A city rebuilding itself in plain sight

The Festival lands in the middle of a city that has spent years deliberately rebuilding. Mansfield is a legacy manufacturing town whose decline began in the 1970s. Today its downtown is in the final year of a $19.3 million Main Street Corridor Improvement Project — a roughly 20-month rebuild scheduled to finish in October 2026 — with 82 percent of the funding drawn from outside the city, anchored by a $7.3 million federal RAISE grant. The project grew out of “Mansfield Rising,” a plan local residents authored themselves, and the state has since pointed to Mansfield as a model for other Ohio towns.

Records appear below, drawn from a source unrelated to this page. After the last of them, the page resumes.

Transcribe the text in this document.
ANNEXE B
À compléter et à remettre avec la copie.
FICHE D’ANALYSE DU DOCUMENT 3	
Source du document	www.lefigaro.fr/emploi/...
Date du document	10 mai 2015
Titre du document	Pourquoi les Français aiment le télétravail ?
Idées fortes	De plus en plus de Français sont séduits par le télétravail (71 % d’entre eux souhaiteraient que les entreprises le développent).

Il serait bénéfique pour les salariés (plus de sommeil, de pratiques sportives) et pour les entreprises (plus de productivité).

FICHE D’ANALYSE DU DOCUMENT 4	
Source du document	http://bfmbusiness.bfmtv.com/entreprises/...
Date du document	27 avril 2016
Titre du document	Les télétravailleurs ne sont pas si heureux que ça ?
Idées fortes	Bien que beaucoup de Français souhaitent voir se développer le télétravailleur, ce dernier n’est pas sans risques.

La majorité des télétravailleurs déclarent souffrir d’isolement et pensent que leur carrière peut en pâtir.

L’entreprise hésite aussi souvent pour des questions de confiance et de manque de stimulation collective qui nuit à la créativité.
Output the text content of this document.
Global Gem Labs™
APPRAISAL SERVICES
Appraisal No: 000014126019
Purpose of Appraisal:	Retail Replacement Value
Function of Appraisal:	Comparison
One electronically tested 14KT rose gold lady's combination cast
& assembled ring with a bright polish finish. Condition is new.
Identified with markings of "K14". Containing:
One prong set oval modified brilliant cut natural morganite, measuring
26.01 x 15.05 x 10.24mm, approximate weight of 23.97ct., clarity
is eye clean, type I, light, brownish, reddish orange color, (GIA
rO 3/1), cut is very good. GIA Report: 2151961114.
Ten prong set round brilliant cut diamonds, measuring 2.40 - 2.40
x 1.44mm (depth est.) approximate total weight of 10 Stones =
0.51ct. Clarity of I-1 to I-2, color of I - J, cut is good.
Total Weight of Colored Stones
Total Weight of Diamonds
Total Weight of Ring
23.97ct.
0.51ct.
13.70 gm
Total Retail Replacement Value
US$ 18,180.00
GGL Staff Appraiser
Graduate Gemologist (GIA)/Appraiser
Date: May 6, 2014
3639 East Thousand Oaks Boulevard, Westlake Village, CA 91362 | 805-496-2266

The comeback isn’t only bricks. Ohio has posted the largest drop in opioid overdose deaths of any state since the national peak in 2023, and Richland County’s recovery organizations are part of that turnaround. “Every thread of this city’s recent history is the same story in a different language,” organizers say. “Something written off, brought back. The downtown. The people in recovery. And, fittingly, the racetrack itself.”

A track brought back from the dead

The venue is the story in miniature. The Mansfield Speedway opened in 1959, was a regional racing proving ground for decades, then sat abandoned after 2019. Former NASCAR driver and Ohio native Matt Tifft and his wife, Jordan, bought the property in 2025 and poured more than $5 million into reviving it, reopening the gates on May 2, 2026. Tifft — whose own Cup Series driving career was cut short by an epilepsy diagnosis before he became the youngest team owner in NASCAR Cup Series history — reached out to organizers himself, saying he felt called to host the event at his newly revived track.

“This is something that’s going to change and impact so many lives for people who maybe have never connected with God before. A completely free event here to come with many churches to go celebrate a day of worship music.”

Matt Tifft, owner, Mansfield Speedway

The people on the stage

The Festival is led by people already doing the work of restoration in Richland County. Jess Wilging, executive director of Godsfield and a recovered addict who now leads outreach and recovery work, carries the day-to-day vision. Judge W. Steve McKinley of the Richland County Juvenile Court — a father of six who runs his court on a restorative-justice model — will speak to hope and second chances for the next generation. The keynote message will be carried by evangelist Markus McFolling of the ministry Reach1, who overcame a prescription-drug addiction that followed a career-ending football injury.

“Being a recovered addict myself, I see the number one thing that makes people stop short in overcoming their mountains is losing hope. If hope stays lit, people accomplish the miraculous.”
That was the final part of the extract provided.